Germanic A-mutation - General Description

General Description

In a-mutation, a short high vowel (*/u/ or */i/) was lowered when the following syllable contained a non-high vowel (*/a/, /o:/ or /æ:/). Thus, since the change was produced by other vowels besides */a/, the term a-mutation is something of a misnomer. It has also been called "a-umlaut", "a/o-umlaut", "velar umlaut" and, formerly, "Brechung". (This last was Grimm's term, but nowadays German Brechung, and its English equivalents breaking and fracture, are generally restricted in use to other unrelated sound-changes which later affected individual Germanic languages)

  • *hurnam → Old English horn "horn"
  • *wiraz → Old English wer "man"

The high vowel was not lowered, however, if */j/ intervened between it and the following non-high vowel.

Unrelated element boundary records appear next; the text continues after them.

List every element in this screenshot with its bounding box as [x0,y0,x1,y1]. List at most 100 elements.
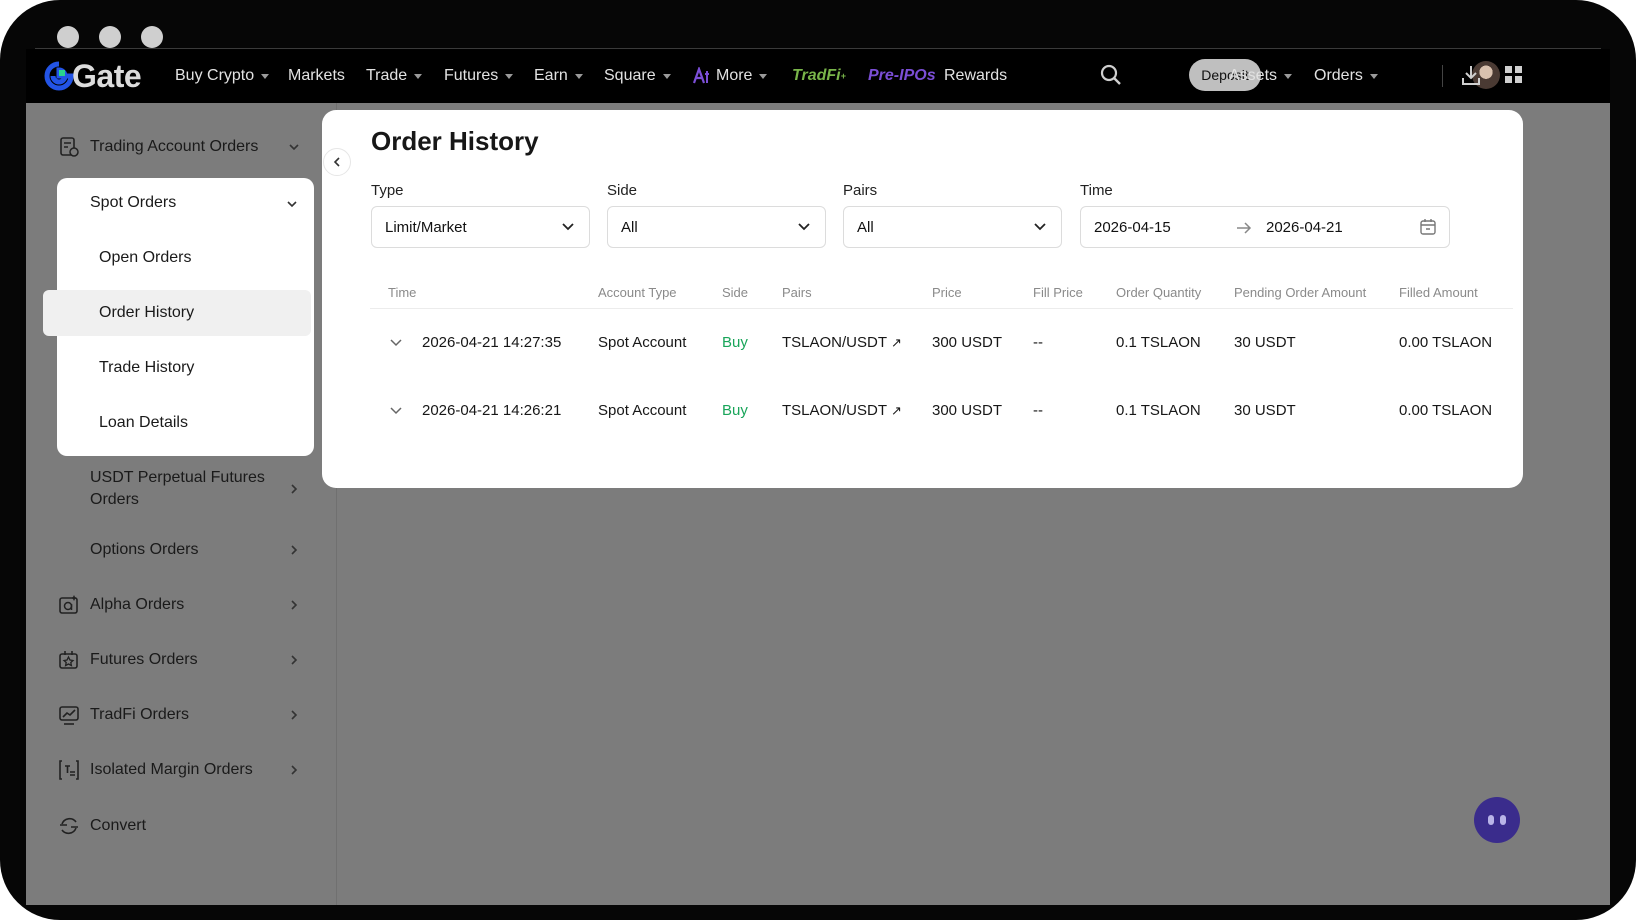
external-link-icon: ↗ [891,403,902,418]
date-start[interactable]: 2026-04-15 [1094,219,1171,236]
tradfi-chart-icon [58,704,80,726]
side-filter-label: Side [607,182,638,199]
external-link-icon: ↗ [891,335,902,350]
sidebar-item-open-orders[interactable]: Open Orders [57,235,314,281]
sidebar-item-futures-orders[interactable]: Futures Orders [58,640,302,680]
screen: Gate Buy Crypto Markets Trade Futures Ea… [26,49,1610,905]
calendar-icon[interactable] [1419,218,1437,236]
expand-row-chevron-icon[interactable] [389,404,403,418]
col-side: Side [722,285,749,300]
nav-markets[interactable]: Markets [288,49,345,103]
nav-square[interactable]: Square [604,49,671,103]
cell-order-quantity: 0.1 TSLAON [1116,334,1201,351]
cell-time: 2026-04-21 14:26:21 [422,402,562,419]
chevron-down-icon [287,201,297,208]
sidebar-item-tradfi-orders[interactable]: TradFi Orders [58,695,302,735]
col-pending-order-amount: Pending Order Amount [1234,285,1367,300]
col-account-type: Account Type [598,285,677,300]
table-header-divider [370,308,1513,309]
nav-trade[interactable]: Trade [366,49,423,103]
top-navbar: Gate Buy Crypto Markets Trade Futures Ea… [26,49,1610,103]
nav-buy-crypto[interactable]: Buy Crypto [175,49,270,103]
orders-doc-icon [58,136,80,158]
futures-icon [58,649,80,671]
cell-time: 2026-04-21 14:27:35 [422,334,562,351]
ai-icon [692,67,709,84]
cell-filled-amount: 0.00 TSLAON [1399,402,1493,419]
gate-logo[interactable]: Gate [44,57,142,94]
chevron-down-icon [798,223,810,231]
col-time: Time [388,285,417,300]
convert-icon [58,815,80,837]
cell-account-type: Spot Account [598,402,687,419]
nav-orders[interactable]: Orders [1314,49,1378,103]
col-fill-price: Fill Price [1033,285,1083,300]
chat-assistant-icon[interactable] [1474,797,1520,843]
chevron-left-icon [333,157,340,167]
cell-account-type: Spot Account [598,334,687,351]
sidebar-item-usdt-perpetual-futures-orders[interactable]: USDT Perpetual Futures Orders [90,464,302,514]
chevron-right-icon [291,545,298,555]
nav-divider [1442,65,1443,87]
cell-price: 300 USDT [932,334,1003,351]
download-icon[interactable] [1460,64,1482,86]
chevron-down-icon [562,223,574,231]
chevron-right-icon [291,765,298,775]
date-range-picker[interactable]: 2026-04-15 2026-04-21 [1080,206,1450,248]
sidebar-item-trade-history[interactable]: Trade History [57,345,314,391]
cell-order-quantity: 0.1 TSLAON [1116,402,1201,419]
type-filter-label: Type [371,182,404,199]
chevron-right-icon [291,710,298,720]
sidebar-item-trading-account-orders[interactable]: Trading Account Orders [58,127,302,167]
collapse-sidebar-button[interactable] [323,148,351,176]
order-history-panel: Order History Type Limit/Market Side All… [322,110,1523,488]
cell-fill-price: -- [1033,334,1043,351]
sidebar-item-options-orders[interactable]: Options Orders [90,530,302,570]
chevron-right-icon [291,484,298,494]
col-order-quantity: Order Quantity [1116,285,1202,300]
pairs-filter-label: Pairs [843,182,878,199]
time-filter-label: Time [1080,182,1113,199]
type-select[interactable]: Limit/Market [371,206,590,248]
date-end[interactable]: 2026-04-21 [1266,219,1343,236]
gate-logo-icon [44,61,74,91]
logo-text: Gate [72,57,142,94]
sidebar-item-convert[interactable]: Convert [58,806,302,846]
spot-orders-dropdown: Spot Orders Open Orders Order History Tr… [43,178,314,456]
chevron-down-icon [289,144,299,151]
cell-side: Buy [722,402,748,419]
col-pairs: Pairs [782,285,812,300]
nav-tradfi[interactable]: TradFi + [792,49,846,103]
pairs-select[interactable]: All [843,206,1062,248]
cell-side: Buy [722,334,748,351]
sidebar-item-order-history[interactable]: Order History [43,290,311,336]
window-maximize-dot[interactable] [141,26,163,48]
side-select[interactable]: All [607,206,826,248]
sidebar-item-spot-orders[interactable]: Spot Orders [90,180,300,226]
window-close-dot[interactable] [57,26,79,48]
margin-icon [58,759,80,781]
sidebar-item-loan-details[interactable]: Loan Details [57,400,314,446]
cell-pending-amount: 30 USDT [1234,334,1296,351]
nav-futures[interactable]: Futures [444,49,514,103]
cell-filled-amount: 0.00 TSLAON [1399,334,1493,351]
nav-more[interactable]: More [692,49,768,103]
expand-row-chevron-icon[interactable] [389,336,403,350]
sidebar-item-alpha-orders[interactable]: Alpha Orders [58,585,302,625]
cell-pair-link[interactable]: TSLAON/USDT ↗ [782,334,902,351]
grid-menu-icon[interactable] [1504,65,1524,85]
col-price: Price [932,285,962,300]
arrow-right-icon [1237,222,1252,234]
window-minimize-dot[interactable] [99,26,121,48]
chevron-right-icon [291,600,298,610]
alpha-icon [58,594,80,616]
nav-rewards[interactable]: Rewards [944,49,1007,103]
cell-fill-price: -- [1033,402,1043,419]
nav-earn[interactable]: Earn [534,49,583,103]
cell-pair-link[interactable]: TSLAON/USDT ↗ [782,402,902,419]
sidebar-item-isolated-margin-orders[interactable]: Isolated Margin Orders [58,750,302,790]
nav-pre-ipos[interactable]: Pre-IPOs [868,49,936,103]
search-icon[interactable] [1100,64,1122,86]
cell-pending-amount: 30 USDT [1234,402,1296,419]
nav-assets[interactable]: Assets [1229,49,1293,103]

An intervening nasal consonant followed by a consonant of any kind also blocked the process (and raised original */e/ to */i/).

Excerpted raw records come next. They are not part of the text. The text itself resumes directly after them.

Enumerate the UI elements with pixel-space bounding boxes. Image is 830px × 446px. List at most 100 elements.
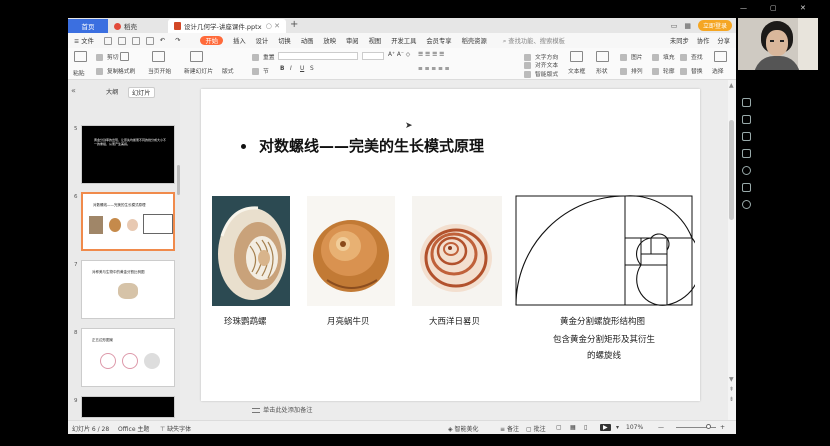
shape-button[interactable]: 形状 (596, 66, 608, 75)
notes-toggle[interactable]: ≡ 备注 (500, 424, 519, 433)
collapse-panel-icon[interactable]: « (71, 86, 76, 95)
text-box-icon[interactable] (570, 51, 585, 62)
font-family-select[interactable] (278, 52, 358, 60)
select-pane-icon[interactable] (742, 98, 751, 107)
export-icon[interactable] (117, 36, 126, 45)
properties-icon[interactable] (742, 115, 751, 124)
section-button[interactable]: 节 (252, 66, 269, 75)
layout-button[interactable]: 版式 (222, 66, 234, 75)
picture-button[interactable]: 图片 (620, 52, 643, 61)
undo-icon[interactable]: ↶ (160, 37, 165, 44)
menu-tab-8[interactable]: 开发工具 (391, 36, 416, 45)
pin-icon[interactable] (742, 132, 751, 141)
paste-button[interactable]: 粘贴 (73, 68, 85, 77)
play-from-current-button[interactable]: 当页开始 (148, 66, 171, 75)
menu-tab-6[interactable]: 审阅 (346, 36, 359, 45)
notes-area[interactable]: 单击此处添加备注 (252, 405, 313, 414)
shape-icon[interactable] (596, 51, 611, 62)
align-icons[interactable]: ≡ ≡ ≡ ≡ ≡ (418, 66, 450, 72)
smart-beautify-button[interactable]: ◈ 智能美化 (448, 424, 479, 433)
scroll-down-icon[interactable]: ▼ (729, 376, 734, 383)
tab-slides[interactable]: 幻灯片 (128, 87, 155, 98)
presenter-icon[interactable] (742, 183, 751, 192)
next-slide-icon[interactable]: ⇟ (729, 396, 734, 403)
minimize-icon[interactable]: — (740, 4, 747, 12)
replace-button[interactable]: 替换 (680, 66, 703, 75)
maximize-icon[interactable]: ▢ (770, 4, 777, 12)
tab-draft[interactable]: 稻壳 (108, 19, 166, 33)
new-tab-icon[interactable]: + (290, 19, 298, 30)
play-options-icon[interactable]: ▾ (616, 424, 619, 431)
copy-button[interactable]: 复制 (96, 66, 119, 75)
fill-button[interactable]: 填充 (652, 52, 675, 61)
outline-button[interactable]: 轮廓 (652, 66, 675, 75)
help-icon[interactable] (742, 166, 751, 175)
copy-style-icon[interactable] (742, 149, 751, 158)
tab-close-icon[interactable]: ○ ✕ (266, 22, 280, 30)
moon-snail-image[interactable] (307, 196, 395, 306)
zoom-out-icon[interactable]: — (658, 424, 664, 431)
cut-button[interactable]: 剪切 (96, 52, 119, 61)
menu-tab-0[interactable]: 开始 (200, 36, 224, 45)
slide-sorter-icon[interactable]: ▦ (570, 424, 576, 431)
comments-toggle[interactable]: ▢ 批注 (526, 424, 546, 433)
zoom-in-icon[interactable]: + (720, 424, 725, 431)
shadow-icon[interactable]: S (310, 66, 314, 72)
smart-layout-button[interactable]: 智能版式 (524, 69, 558, 78)
prev-slide-icon[interactable]: ⇞ (729, 386, 734, 393)
menu-tab-7[interactable]: 视图 (369, 36, 382, 45)
paste-icon[interactable] (74, 51, 89, 62)
menu-tab-3[interactable]: 切换 (278, 36, 291, 45)
find-button[interactable]: 查找 (680, 52, 703, 61)
golden-spiral-diagram[interactable] (515, 195, 695, 307)
login-button[interactable]: 立即登录 (697, 20, 732, 31)
layout-icon[interactable]: ▭ (671, 22, 678, 30)
missing-font[interactable]: ⊤ 缺失字体 (160, 424, 191, 433)
list-icons[interactable]: ☰ ☰ ☰ ☰ (418, 52, 444, 58)
slide-thumbnail-5[interactable]: 黄金分割率的出现，让原先均衡而不同的线分成大小不一的重组，从而产生美感。 (81, 125, 175, 184)
slide-thumbnail-6[interactable]: 对数螺线——完美的生长模式原理 (81, 192, 175, 251)
normal-view-icon[interactable]: ▢ (556, 424, 562, 431)
share-button[interactable]: 分享 (717, 36, 730, 45)
scroll-thumb[interactable] (729, 120, 734, 220)
format-painter-button[interactable]: 格式刷 (118, 66, 135, 75)
text-box-button[interactable]: 文本框 (568, 66, 585, 75)
menu-file[interactable]: ≡ 文件 (74, 36, 94, 45)
new-slide-button[interactable]: 新建幻灯片 (184, 66, 213, 75)
arrange-button[interactable]: 排列 (620, 66, 643, 75)
menu-tab-10[interactable]: 稻壳资源 (462, 36, 487, 45)
nautilus-image[interactable] (212, 196, 290, 306)
reading-view-icon[interactable]: ▯ (584, 424, 587, 431)
reset-button[interactable]: 重置 (252, 52, 275, 61)
tab-home[interactable]: 首页 (68, 19, 108, 33)
underline-icon[interactable]: U (300, 66, 304, 72)
tab-outline[interactable]: 大纲 (106, 87, 118, 96)
atlantic-sundial-image[interactable] (412, 196, 502, 306)
play-from-current-icon[interactable] (152, 51, 167, 62)
save-icon[interactable] (103, 36, 112, 45)
slide-6[interactable]: 对数螺线——完美的生长模式原理 ➤ 珍珠鹦鹉螺 月亮蜗牛贝 大西洋日晷贝 黄金分… (201, 89, 700, 401)
redo-icon[interactable]: ↷ (175, 37, 180, 44)
play-slideshow-icon[interactable]: ▶ (600, 424, 611, 431)
slide-thumbnail-7[interactable]: 对称美与生物中的黄金分割比例图 (81, 260, 175, 319)
select-icon[interactable] (714, 51, 729, 62)
new-slide-icon[interactable] (190, 51, 205, 62)
format-painter-icon[interactable] (120, 52, 131, 61)
menu-tab-5[interactable]: 放映 (323, 36, 336, 45)
menu-tab-9[interactable]: 会员专享 (426, 36, 451, 45)
location-icon[interactable] (742, 200, 751, 209)
font-size-select[interactable] (362, 52, 384, 60)
zoom-slider-knob[interactable] (706, 424, 711, 429)
canvas-scrollbar[interactable]: ▲ ▼ ⇞ ⇟ (728, 80, 736, 420)
preview-icon[interactable] (145, 36, 154, 45)
sync-status[interactable]: 未同步 (670, 36, 689, 45)
theme-name[interactable]: Office 主题 (118, 424, 149, 433)
align-text-button[interactable]: 对齐文本 (524, 60, 558, 69)
close-icon[interactable]: ✕ (800, 4, 806, 12)
slide-thumbnail-8[interactable]: 正五边形图案 (81, 328, 175, 387)
apps-icon[interactable]: ▦ (684, 22, 691, 30)
tab-file[interactable]: 设计几何学-讲座课件.pptx ○ ✕ (168, 19, 286, 33)
slide-thumbnail-9[interactable] (81, 396, 175, 418)
menu-tab-2[interactable]: 设计 (256, 36, 269, 45)
select-button[interactable]: 选择 (712, 66, 724, 75)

  • *gulþam → Old English gold "gold"
  • *gulþ(i)janan → Old English gyldan "to gild" (with later i-mutation of u to y).
  • *hundaz → Old English hund "dog"
  • *swemmanan → Old English swimman "to swim"

a-mutation seems to have preceded the raising of unstressed final */o:/ to */u:/ in the dialects ancestral to Old English and Old Norse, hence in Old English the phenomenon is subject to many exceptions and apparent inconsistencies which are usually attributed to a mixture of paradigmatic levelling and phonetic context.